Tuesday, March 31, 2009
HZR, UZR, PZR: the convergence of scouting and performance
Hey Tom, I’m a frequent reader of yours, and I had been wondering about a new possible stat derived from the vector things that UZR uses. Could we use batted balls to get a offensive stat that takes out great defensive plays. Like the example of the medium-speed, straight-at-the-shortstop ball being converted at 95% of the time (dont recall exact numbers), and then Derek Jeter makes the play and has a UZR of +0.05. Could we give the batter a scoring of 0.05 and then multiply by a run valued linear weight, like lets say 95% out and 5% single. and then he would get 5% of .47 (what i think is the run value of a single) then make an average? Wouldnt that take luck out of the stat?
What is the model? The model is a set of humans, who each have their own unique skills, each of whom is faced with a different set of circumstances at different frequencies, with a changing environment (weather, park, umpires, how they feel). Ideally, we’d put each human under all the possible combinations of parameters, and make him face each context one million times, all in the same day. That is the model.

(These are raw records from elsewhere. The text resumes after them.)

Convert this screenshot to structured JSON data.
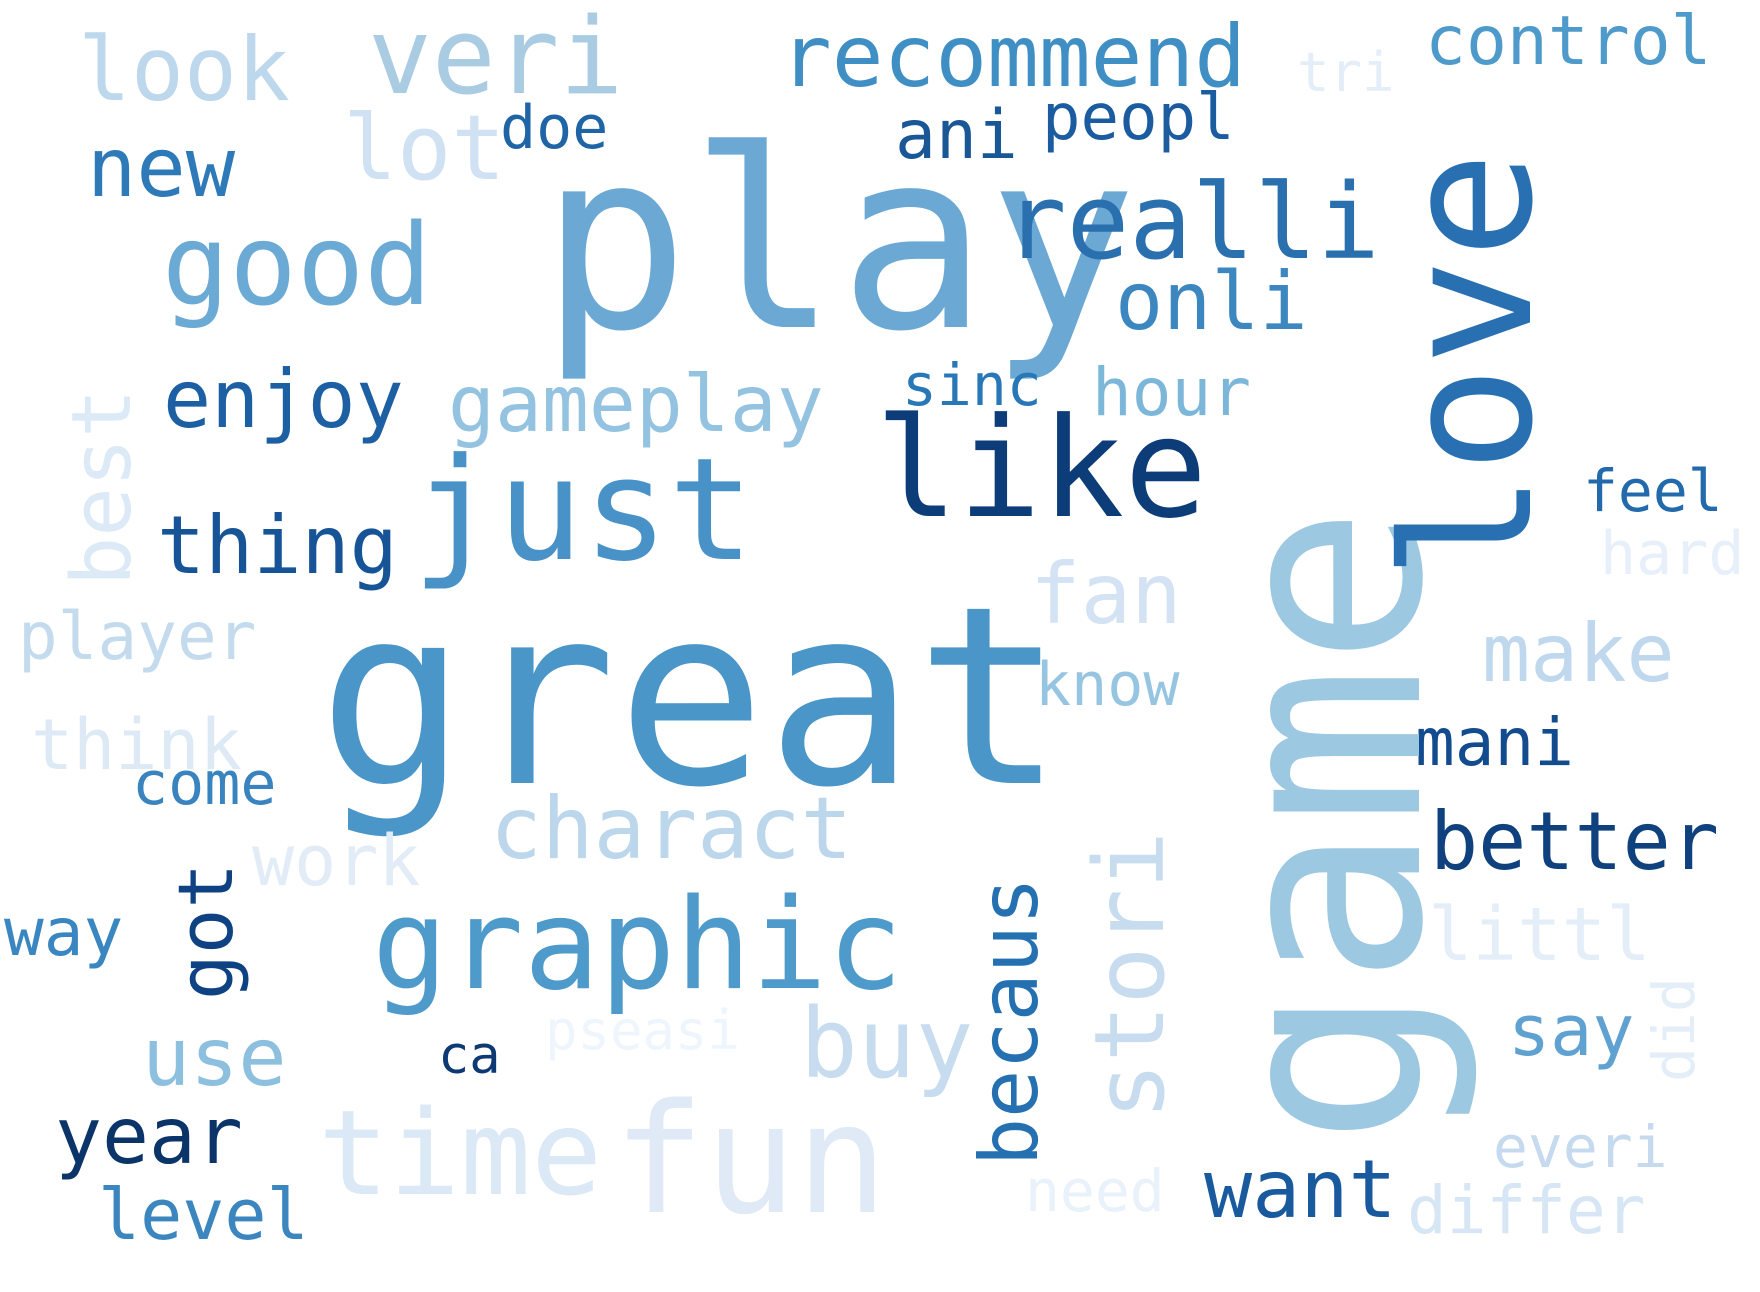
{
  "words": {
    "look": "look",
    "veri": "veri",
    "recommend": "recommend",
    "tri": "tri",
    "control": "control",
    "new": "new",
    "lot": "lot",
    "doe": "doe",
    "ani": "ani",
    "peopl": "peopl",
    "play": "play",
    "realli": "realli",
    "good": "good",
    "onli": "onli",
    "sinc": "sinc",
    "hour": "hour",
    "enjoy": "enjoy",
    "gameplay": "gameplay",
    "like": "like",
    "just": "just",
    "thing": "thing",
    "best": "best",
    "feel": "feel",
    "hard": "hard",
    "fan": "fan",
    "player": "player",
    "make": "make",
    "know": "know",
    "great": "great",
    "think": "think",
    "mani": "mani",
    "come": "come",
    "charact": "charact",
    "work": "work",
    "better": "better",
    "way": "way",
    "got": "got",
    "graphic": "graphic",
    "becaus": "becaus",
    "stori": "stori",
    "game": "game",
    "love": "love",
    "littl": "littl",
    "say": "say",
    "did": "did",
    "ca": "ca",
    "pseasi": "pseasi",
    "use": "use",
    "buy": "buy",
    "year": "year",
    "time": "time",
    "fun": "fun",
    "everi": "everi",
    "need": "need",
    "want": "want",
    "differ": "differ",
    "level": "level"
  },
  "colors": {
    "look": "#bdd7ec",
    "veri": "#a9cce3",
    "recommend": "#3f8fc5",
    "tri": "#e3eef9",
    "control": "#4e9acb",
    "new": "#2e7ab8",
    "lot": "#cfe1f2",
    "doe": "#1f65a6",
    "ani": "#1a5797",
    "peopl": "#1b5ca0",
    "play": "#6ba9d4",
    "realli": "#2a6fae",
    "good": "#6aaad4",
    "onli": "#3d87c0",
    "sinc": "#2878b8",
    "hour": "#7cb7da",
    "enjoy": "#1d5fa3",
    "gameplay": "#93c3e0",
    "like": "#0d3d79",
    "just": "#4892c7",
    "thing": "#175497",
    "best": "#dce9f6",
    "feel": "#226aab",
    "hard": "#e7f0fa",
    "fan": "#d3e3f3",
    "player": "#c4dbee",
    "make": "#c0d8ed",
    "know": "#96c5e1",
    "great": "#4a96c8",
    "think": "#dde9f5",
    "mani": "#134c8e",
    "come": "#3984bf",
    "charact": "#bcd6ec",
    "work": "#e1ecf7",
    "better": "#0e417e",
    "way": "#3a86c0",
    "got": "#0f4283",
    "graphic": "#4e9bcb",
    "becaus": "#2570b1",
    "stori": "#c8dcef",
    "game": "#9cc8e2",
    "love": "#2870b2",
    "littl": "#e4eef8",
    "say": "#5fa1d0",
    "did": "#e4eef9",
    "ca": "#0d3a74",
    "pseasi": "#eff5fc",
    "use": "#8dbfdf",
    "buy": "#c7dcef",
    "year": "#0b3469",
    "time": "#dbe8f5",
    "fun": "#dfeaf6",
    "everi": "#c5daee",
    "need": "#e9f1fa",
    "want": "#195a9e",
    "differ": "#d6e6f4",
    "level": "#3b86bf"
  }
}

What we have instead is 4 PA a day, of a set of known and unknown variables. That’s the performance data.
What we also have is how observers see those players, in-game or out. That’s the scouting data.
The idea is to create a model that is complex and comprehensive enough as to make both performance and scouting data obsolete. We’re not there, and we’re not going to be there. But, the plan is to work toward getting there as much as possible. PITCHf/x, HITf/x, and FIELDf/x (or similar systems) is the gold we’ve been looking for.
Imagine knowing exactly when Ryan Howard starts his swing when he faces Johan Santana, when he expects fastball, and gets curve, he expects it inside, and it goes outside. It will become not only important the angle at which it comes off the bat in that particular pitch, but at what angle does it normally come off under those conditions. We’re not going to necessarily care exactly where the ball ended up, we won’t necessarily care what happened when the ball and bat met, what we may end up caring about the most is the exact millisecond prior to impact: given all the effort exuded by Santana and Howard, in the amount, direction, and timing of that effort, what should have happened?


The data that UZR and other defensive systems use can be used to tweak offensive evaluation and models that estimate true, long-run offensive talent, just as they are used to create these on defense, but…
If you rely exclusively on such a model for offense, you will run into problems, because we don’t have granular enough data on batted balls.
Let me give a few examples which will explain what I mean:
Even though the data tells us the speed of each batted ball, slow, medium, and hard, all “hard” ground balls by Juan Pierre are not the same as all hard hit ground balls by Ryan Howard. So, if we used the same methodology we use for defensive metrics to evaluate offense, we would likely be underrating Howard and overrating Pierre on ground balls (Howard will have more ground balls go through the IF because he hits them harder, but the “system” will assume that all ground balls of a particular speed by both players should be fielded the same). The same thing is true of air balls.
Another thing is player speed. Player speed is an important factor in things like IF hits and whether outfield hits are singles, doubles, or triples. Again, if we use the same methodology we use for defense, the “system” will assume that all players are of the same speed. Again, a ground ball by Pierre is NOT the same as a ground ball by Yadier Molina because Pierre will beat many more of them out for a hit. So all of a sudden that ground ball to Jeter that gets fielded 95% of the time is NOT really 95% for players of different speeds.
Same thing with fielder positioning. The actual results of batted balls that go into traditional offensive metrics - out, s, d, t, roe - include the positioning of the fielders. A defensive-type system would not.
Etc.
Of course, all of these things could be accounted for - not perfectly.
So, we are probably better off in the long run just using what actually happens for an offensive evaluation system. In the short-run, we definitely could improve offensive evaluation systems by incorporating the types of things that we use in defensive systems like UZR. Lots of guys are already doing that (like the THT guys) in their offensive projection systems - for example, incorporating line drive rates and things like that…